Echoing this sentiment, global investment bank Goldman Sachs has turned bullish on Indian equities, upgrading its stance to "overweight" and setting a Nifty index target of 29,000 by the end of 2026. This optimistic forecast is based on improving financial conditions, growth-supportive government policies, and a shift in global investment sentiment towards India, particularly away from China.
Key Sectoral Developments & Trade
Several sectors are poised for significant expansion. India's deeptech market is projected to reach US$30 billion by 2030, driven by innovation in defence and robotics. The country is also making strides in rare earth production, with plans to boost neodymium output ninefold to 500 tonnes by FY27, aiming to reduce import dependency. India's adoption of Artificial Intelligence (AI) is reportedly tripling year-on-year, propelled by a young talent pool.

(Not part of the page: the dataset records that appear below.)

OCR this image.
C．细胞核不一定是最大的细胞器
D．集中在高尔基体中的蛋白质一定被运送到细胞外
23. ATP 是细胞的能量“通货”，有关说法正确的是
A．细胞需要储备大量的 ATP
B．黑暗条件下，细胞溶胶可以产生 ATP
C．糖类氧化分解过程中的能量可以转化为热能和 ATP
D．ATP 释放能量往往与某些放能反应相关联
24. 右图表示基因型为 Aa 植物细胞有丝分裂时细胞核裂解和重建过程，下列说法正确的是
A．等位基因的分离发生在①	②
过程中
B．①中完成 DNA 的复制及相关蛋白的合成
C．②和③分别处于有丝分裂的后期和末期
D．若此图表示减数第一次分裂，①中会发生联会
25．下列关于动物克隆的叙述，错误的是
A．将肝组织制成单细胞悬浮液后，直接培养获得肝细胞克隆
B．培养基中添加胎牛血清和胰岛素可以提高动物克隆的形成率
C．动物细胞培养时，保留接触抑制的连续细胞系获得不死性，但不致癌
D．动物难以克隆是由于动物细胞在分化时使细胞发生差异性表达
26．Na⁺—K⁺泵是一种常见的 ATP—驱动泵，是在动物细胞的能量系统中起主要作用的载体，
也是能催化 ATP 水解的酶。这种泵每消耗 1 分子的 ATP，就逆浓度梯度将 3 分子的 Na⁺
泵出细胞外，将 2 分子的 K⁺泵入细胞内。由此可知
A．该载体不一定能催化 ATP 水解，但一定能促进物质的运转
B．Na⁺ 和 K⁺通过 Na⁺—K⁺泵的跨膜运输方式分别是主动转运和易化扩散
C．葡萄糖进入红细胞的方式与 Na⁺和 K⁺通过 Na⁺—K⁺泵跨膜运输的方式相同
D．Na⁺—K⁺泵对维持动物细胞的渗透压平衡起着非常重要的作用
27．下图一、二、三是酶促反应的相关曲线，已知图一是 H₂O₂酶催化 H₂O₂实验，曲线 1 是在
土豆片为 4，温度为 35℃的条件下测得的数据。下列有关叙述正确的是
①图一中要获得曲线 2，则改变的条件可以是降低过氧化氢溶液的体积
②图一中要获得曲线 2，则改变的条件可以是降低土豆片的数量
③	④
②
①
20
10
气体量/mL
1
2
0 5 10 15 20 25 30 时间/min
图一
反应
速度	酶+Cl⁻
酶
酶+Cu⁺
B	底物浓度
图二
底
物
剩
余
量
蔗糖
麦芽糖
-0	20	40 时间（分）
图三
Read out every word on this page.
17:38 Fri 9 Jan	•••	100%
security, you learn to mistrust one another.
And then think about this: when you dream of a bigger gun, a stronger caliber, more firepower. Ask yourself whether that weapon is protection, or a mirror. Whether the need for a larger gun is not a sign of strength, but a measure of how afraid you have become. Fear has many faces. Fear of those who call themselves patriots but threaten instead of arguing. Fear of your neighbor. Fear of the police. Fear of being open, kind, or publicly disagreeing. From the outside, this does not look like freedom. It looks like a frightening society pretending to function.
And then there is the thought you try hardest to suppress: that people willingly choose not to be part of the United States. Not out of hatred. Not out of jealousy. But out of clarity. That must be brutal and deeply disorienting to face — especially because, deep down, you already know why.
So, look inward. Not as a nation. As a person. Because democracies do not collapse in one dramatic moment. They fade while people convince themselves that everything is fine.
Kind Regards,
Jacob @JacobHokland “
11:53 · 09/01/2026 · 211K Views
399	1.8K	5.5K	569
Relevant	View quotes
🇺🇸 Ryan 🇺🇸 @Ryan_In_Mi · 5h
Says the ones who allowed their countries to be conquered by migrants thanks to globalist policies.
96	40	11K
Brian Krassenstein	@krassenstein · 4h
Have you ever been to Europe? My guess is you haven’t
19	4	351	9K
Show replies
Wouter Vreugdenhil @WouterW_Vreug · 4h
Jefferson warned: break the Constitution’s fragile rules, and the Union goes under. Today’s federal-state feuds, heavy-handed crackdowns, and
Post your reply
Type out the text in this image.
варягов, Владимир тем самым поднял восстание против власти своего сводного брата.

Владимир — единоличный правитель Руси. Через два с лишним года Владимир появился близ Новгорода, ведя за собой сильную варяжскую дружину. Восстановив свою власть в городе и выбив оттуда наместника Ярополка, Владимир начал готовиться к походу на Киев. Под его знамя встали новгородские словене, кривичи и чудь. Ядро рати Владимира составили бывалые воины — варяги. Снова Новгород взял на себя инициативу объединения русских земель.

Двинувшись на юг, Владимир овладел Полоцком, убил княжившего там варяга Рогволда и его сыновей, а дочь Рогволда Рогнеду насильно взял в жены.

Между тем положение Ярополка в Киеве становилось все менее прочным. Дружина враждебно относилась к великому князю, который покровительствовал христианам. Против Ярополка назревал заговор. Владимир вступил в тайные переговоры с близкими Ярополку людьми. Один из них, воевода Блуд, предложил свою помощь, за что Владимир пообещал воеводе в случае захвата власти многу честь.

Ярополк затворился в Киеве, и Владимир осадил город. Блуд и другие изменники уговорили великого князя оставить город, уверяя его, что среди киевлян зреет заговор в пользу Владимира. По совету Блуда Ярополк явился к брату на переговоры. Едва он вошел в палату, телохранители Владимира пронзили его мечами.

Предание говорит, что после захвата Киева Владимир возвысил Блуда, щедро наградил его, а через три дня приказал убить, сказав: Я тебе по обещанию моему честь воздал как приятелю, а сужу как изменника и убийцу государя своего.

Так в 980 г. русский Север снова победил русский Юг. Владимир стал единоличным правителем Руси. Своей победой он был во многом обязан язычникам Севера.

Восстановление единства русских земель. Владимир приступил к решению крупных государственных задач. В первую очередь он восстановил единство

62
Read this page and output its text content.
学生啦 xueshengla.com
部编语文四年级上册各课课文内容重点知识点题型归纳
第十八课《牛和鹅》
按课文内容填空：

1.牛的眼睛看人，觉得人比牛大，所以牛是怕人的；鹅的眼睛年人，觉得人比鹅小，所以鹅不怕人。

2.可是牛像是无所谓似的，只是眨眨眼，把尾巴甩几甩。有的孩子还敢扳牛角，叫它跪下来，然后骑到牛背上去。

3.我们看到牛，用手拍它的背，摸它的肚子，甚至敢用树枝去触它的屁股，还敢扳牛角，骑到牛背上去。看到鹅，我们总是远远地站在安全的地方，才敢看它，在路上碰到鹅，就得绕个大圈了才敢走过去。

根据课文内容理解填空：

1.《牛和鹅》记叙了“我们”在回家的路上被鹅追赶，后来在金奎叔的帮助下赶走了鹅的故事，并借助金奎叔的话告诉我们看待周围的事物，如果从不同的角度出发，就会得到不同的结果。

On the trade front, India and the European Union recently concluded a week-long Free Trade Agreement (FTA) negotiation in New Delhi, with both parties committed to accelerating efforts for a balanced and growth-oriented agreement. Optimism also surrounds a potential bilateral trade agreement between India and the United States, which is expected to further boost exports and enhance India's global competitiveness.
Policy and Investment Landscape
Pre-Budget consultations for the Union Budget FY27 have commenced, with economists advocating for a comprehensive manufacturing policy to address employment, technology upgrading, and reduced import dependence. Suggestions include rejigging the Production-Linked Incentive (PLI) scheme to be more MSME-friendly and focusing on value addition. There is also a push for the creation of an AI ministry. The Central Board of Direct Taxes (CBDT) is preparing for a nationwide outreach program ahead of the new Income Tax Act, 2025, which will come into effect on April 1, 2026.
Household consumption has shown a recovery after several quarters of slowdown, attributed to GST rationalization and the festive season. This revival, if sustained, could offset potential drags from global slowdowns and tariffs.
Market Performance and Corporate News
Indian equity markets experienced mixed trends but showed resilience. On November 10th, benchmark indices opened higher, tracking positive global cues. Companies like Swiggy are planning significant fundraising to fuel expansion, while Hindustan Aeronautics Limited (HAL) has signed a major deal with General Electric for fighter aircraft engines. Coal India has entered a joint venture for a 1,600 MW thermal power project. Meanwhile, Indian refiners such as HPCL and MRPL are actively seeking alternative oil sources from the US and the Middle East due to US sanctions on Russian oil companies.